- Forex today made way for a stronger dollar within a risk-on environment, supported by a better than expected US non-farm payrolls.
The DXY climbed from 97.20 to a high of 97.47 on Friday, just shy of the high for the week at 97.52 following US non-farm payrolls that came in better than expected at 196k (up from 33k in the month prior) against market expectations of 177k.
“Average earnings growth fell back to 3.2% y/y (from 3.4% in the month prior), unemployment was steady at 3.8% and the participation rate eased back a touch to 63%. Jobs growth is still good, but the participation rate shows that recent strength in the economy and tax changes have not tempted workers back into the labour force. The 3-month average of non-farm payrolls is 180k, down a touch from 186k in February,” analysts at ANZ Bank explained.

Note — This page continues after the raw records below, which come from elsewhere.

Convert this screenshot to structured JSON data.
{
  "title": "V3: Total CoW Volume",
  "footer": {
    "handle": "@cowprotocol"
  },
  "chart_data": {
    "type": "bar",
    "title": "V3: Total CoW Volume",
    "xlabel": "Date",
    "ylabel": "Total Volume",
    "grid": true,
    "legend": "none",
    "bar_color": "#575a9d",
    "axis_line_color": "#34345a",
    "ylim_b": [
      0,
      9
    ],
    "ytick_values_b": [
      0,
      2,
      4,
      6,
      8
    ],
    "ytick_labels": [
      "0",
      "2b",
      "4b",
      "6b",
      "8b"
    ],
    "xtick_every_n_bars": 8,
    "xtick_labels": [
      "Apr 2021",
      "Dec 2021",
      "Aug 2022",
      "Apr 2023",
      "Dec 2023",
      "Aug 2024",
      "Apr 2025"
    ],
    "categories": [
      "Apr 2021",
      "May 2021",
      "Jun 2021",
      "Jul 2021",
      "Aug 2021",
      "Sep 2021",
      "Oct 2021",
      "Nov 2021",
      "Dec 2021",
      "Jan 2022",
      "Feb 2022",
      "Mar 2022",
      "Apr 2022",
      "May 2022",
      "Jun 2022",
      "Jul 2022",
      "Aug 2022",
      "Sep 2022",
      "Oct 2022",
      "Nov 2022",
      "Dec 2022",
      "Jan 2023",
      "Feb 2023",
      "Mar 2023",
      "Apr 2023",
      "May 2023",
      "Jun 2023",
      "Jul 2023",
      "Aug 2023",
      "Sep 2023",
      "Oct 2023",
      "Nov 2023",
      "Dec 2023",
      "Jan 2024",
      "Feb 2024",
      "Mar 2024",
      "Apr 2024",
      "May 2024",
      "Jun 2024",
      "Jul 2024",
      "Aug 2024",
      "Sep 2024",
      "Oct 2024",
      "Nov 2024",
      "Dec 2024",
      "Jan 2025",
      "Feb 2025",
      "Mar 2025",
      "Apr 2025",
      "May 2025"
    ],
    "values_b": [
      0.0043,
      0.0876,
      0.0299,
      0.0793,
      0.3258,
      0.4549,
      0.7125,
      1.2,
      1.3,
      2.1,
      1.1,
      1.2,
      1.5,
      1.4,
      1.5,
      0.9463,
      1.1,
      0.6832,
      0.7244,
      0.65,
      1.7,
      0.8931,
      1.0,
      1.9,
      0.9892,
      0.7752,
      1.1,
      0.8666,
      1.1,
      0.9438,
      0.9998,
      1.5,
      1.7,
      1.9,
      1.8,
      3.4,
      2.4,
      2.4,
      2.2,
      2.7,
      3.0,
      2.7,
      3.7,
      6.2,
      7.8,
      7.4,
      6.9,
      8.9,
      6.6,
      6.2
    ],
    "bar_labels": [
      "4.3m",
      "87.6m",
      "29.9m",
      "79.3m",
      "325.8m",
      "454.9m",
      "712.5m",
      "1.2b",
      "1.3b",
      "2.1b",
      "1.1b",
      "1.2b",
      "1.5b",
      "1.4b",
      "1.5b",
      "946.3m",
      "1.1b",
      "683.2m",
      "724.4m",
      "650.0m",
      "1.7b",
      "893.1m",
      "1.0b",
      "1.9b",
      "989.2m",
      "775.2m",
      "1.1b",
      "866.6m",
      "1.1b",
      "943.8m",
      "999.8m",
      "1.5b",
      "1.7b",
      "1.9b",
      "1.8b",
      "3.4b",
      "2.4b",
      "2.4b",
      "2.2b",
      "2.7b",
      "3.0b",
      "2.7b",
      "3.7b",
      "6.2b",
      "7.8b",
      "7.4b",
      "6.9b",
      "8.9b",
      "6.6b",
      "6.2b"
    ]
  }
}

At the same time, while Sino/US talks over trade seem to be on track towards a deal being finalised by the of this month, Trump was also talking up QE. The President of the US called for the Fed to cut rates and resume quantitative easing as he continues to try and politicise the Fed.
The easy money notion was also supportive of US stocks closing in the green in pursuit of late 2018 highs with the S&P 500 higher by 0.5% to end near 2,893, the Nasdaq Composite up by 0.6% to end around 7,939 and the Dow Jones Industrial Average to add around 40 points, or more than 0.1%, to finish around 26,425. The US 10-yr note was 2bps lower at 2.495%, however, they were touching a two-week high before retreating – Futures implied that traders still expect rate cuts by early 2020.
EURUSD was up 36 pips while the yen was higher by 28 pips. GBP/USD dropped below the 1.30 handle as Brexit angst weighs in again, losing over 130 pips on the day. AUD/USD also dropped hard from 0.7130 to a low in the 0.7090s.